When investors complained the definition was too vague and could include just about any deposit in the country, Kh. Badamsuren, director of the geology, mining and heavy industries department in the Ministry of Industry and Trade, tried to reassure them.

"You should not be scared of government participation," he said. "These are assets that belong to the Mongolian government, so the government has to realize this ownership on behalf of the Mongolian people."

The government has set up a state-owned company -- Erdenes MGL -- to manage its participation in the deposits. When asked how Erdenes proposed to pay for its ownership in its strategic deposits, an Erdenes official said the company is currently evaluating several possible methods, including the issuance of bonds, a "carried interest situation based on dividends," takeoff agreements, or loans from international financial institutions such as the Asian Development Bank. Up to 10% of Erdene's shares can also be publicly traded.

But some foreign executives privately noted that borrowing money from foreign financial institutions simply isn't an option.

"Mongolia's national finances do not allow them to go out and borrow sovereign credit in chunks of billion-dollar-type numbers," said one executive who spoke on the condition of anonymity.

Currently, the government has identified 15 deposits as having strategic importance and has an unpublished list of another 39 that it may classify as strategic in the future.

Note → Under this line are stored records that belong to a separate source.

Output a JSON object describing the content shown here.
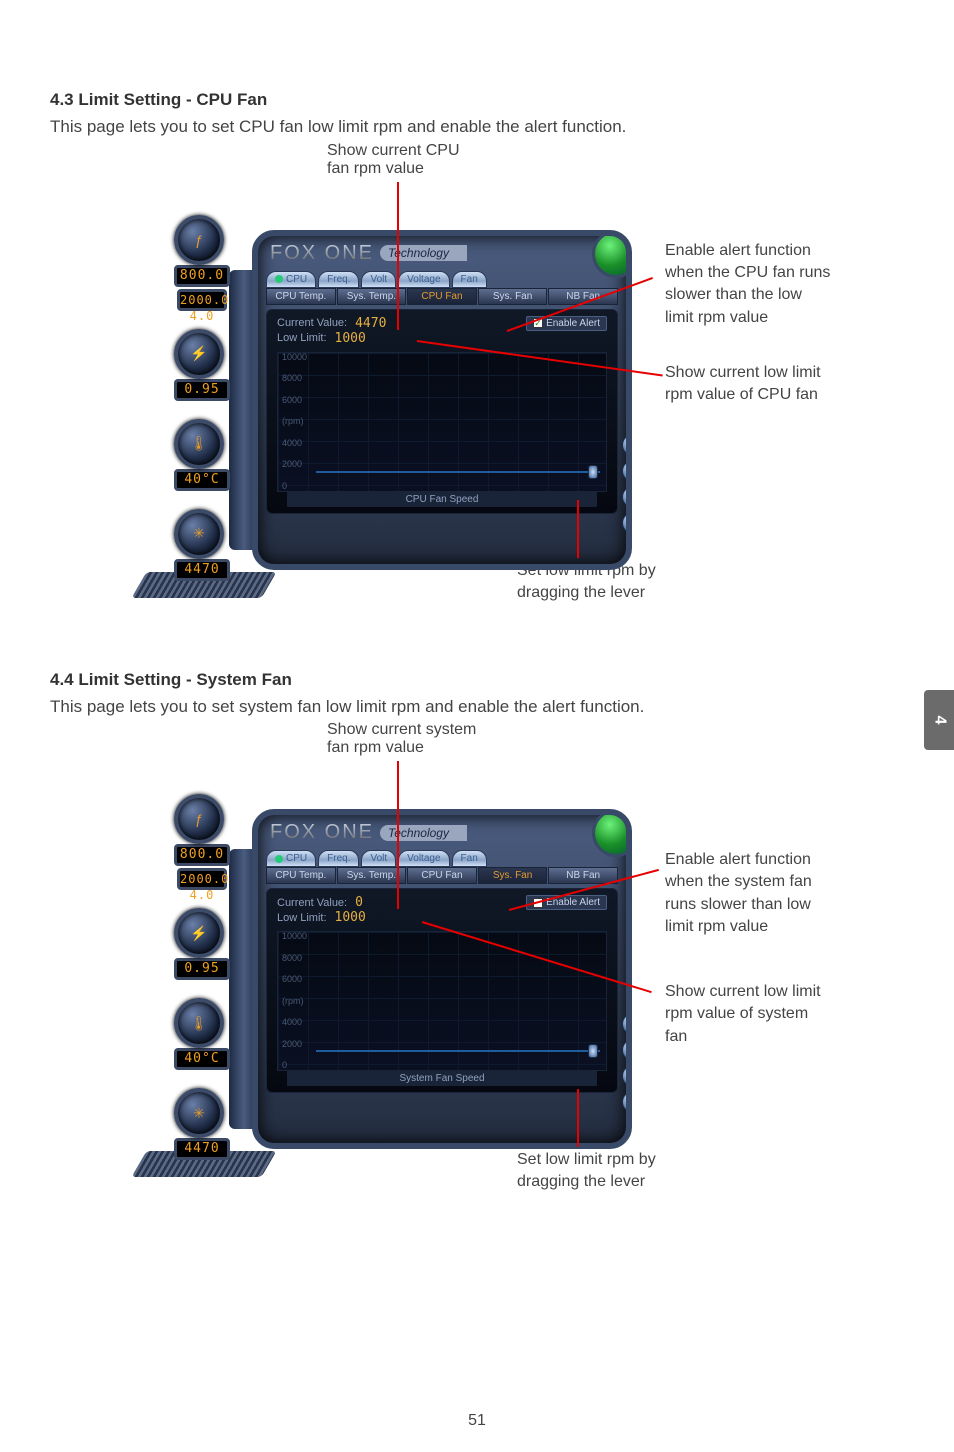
{
  "page_number": "51",
  "side_tab": "4",
  "sections": [
    {
      "heading": "4.3 Limit Setting - CPU Fan",
      "desc": "This page lets you to set CPU fan low limit rpm and enable the alert function.",
      "captions": {
        "top_line1": "Show current CPU",
        "top_line2": "fan rpm value",
        "right1a": "Enable alert function",
        "right1b": "when the CPU fan runs",
        "right1c": "slower than the low",
        "right1d": "limit rpm value",
        "right2a": "Show current low limit",
        "right2b": "rpm value of CPU fan",
        "bottom1": "Set low limit rpm by",
        "bottom2": "dragging the lever"
      },
      "ui": {
        "brand": "FOX ONE",
        "brand_sub": "Technology",
        "tabs": [
          "CPU",
          "Freq.",
          "Volt",
          "Voltage",
          "Fan"
        ],
        "subtabs": [
          "CPU Temp.",
          "Sys. Temp.",
          "CPU Fan",
          "Sys. Fan",
          "NB Fan"
        ],
        "active_subtab_index": 2,
        "current_label": "Current Value:",
        "lowlimit_label": "Low Limit:",
        "current_value": "4470",
        "lowlimit_value": "1000",
        "enable_label": "Enable Alert",
        "unit": "(rpm)",
        "yscale": [
          "10000",
          "8000",
          "6000",
          "4000",
          "2000",
          "0"
        ],
        "chart_title": "CPU Fan Speed",
        "left_lcds": [
          "800.0",
          "2000.0 4.0",
          "0.95",
          "40°C",
          "4470"
        ]
      }
    },
    {
      "heading": "4.4 Limit Setting - System Fan",
      "desc": "This page lets you to set system fan low limit rpm and enable the alert function.",
      "captions": {
        "top_line1": "Show current system",
        "top_line2": "fan rpm value",
        "right1a": "Enable alert function",
        "right1b": "when the system fan",
        "right1c": "runs slower than low",
        "right1d": "limit rpm value",
        "right2a": "Show current low limit",
        "right2b": "rpm value of system",
        "right2c": "fan",
        "bottom1": "Set low limit rpm by",
        "bottom2": "dragging the lever"
      },
      "ui": {
        "brand": "FOX ONE",
        "brand_sub": "Technology",
        "tabs": [
          "CPU",
          "Freq.",
          "Volt",
          "Voltage",
          "Fan"
        ],
        "subtabs": [
          "CPU Temp.",
          "Sys. Temp.",
          "CPU Fan",
          "Sys. Fan",
          "NB Fan"
        ],
        "active_subtab_index": 3,
        "current_label": "Current Value:",
        "lowlimit_label": "Low Limit:",
        "current_value": "0",
        "lowlimit_value": "1000",
        "enable_label": "Enable Alert",
        "unit": "(rpm)",
        "yscale": [
          "10000",
          "8000",
          "6000",
          "4000",
          "2000",
          "0"
        ],
        "chart_title": "System Fan Speed",
        "left_lcds": [
          "800.0",
          "2000.0 4.0",
          "0.95",
          "40°C",
          "4470"
        ]
      }
    }
  ]
}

But mining executives from more than one company warned there could be a "C" list with another 109 deposits that may be designated as strategic in the future.

Given that much of the country was geologically surveyed with state funds, said one foreign miner who requested anonymity, then anything that was covered by geological mapping and geochemical programs could be considered as having been discovered by state funds.

"There is a certain arbitrariness in how these are chosen," said Thornton of Xanadu Mines. "There needs to be a vigorous debate about the selection process and the whole rationale. It's crazy to say there will be more than one hundred of these in Mongolia. What is even sillier is the notion that some of the equity acquired by the government is then listed on the market. This is woolly thinking at best."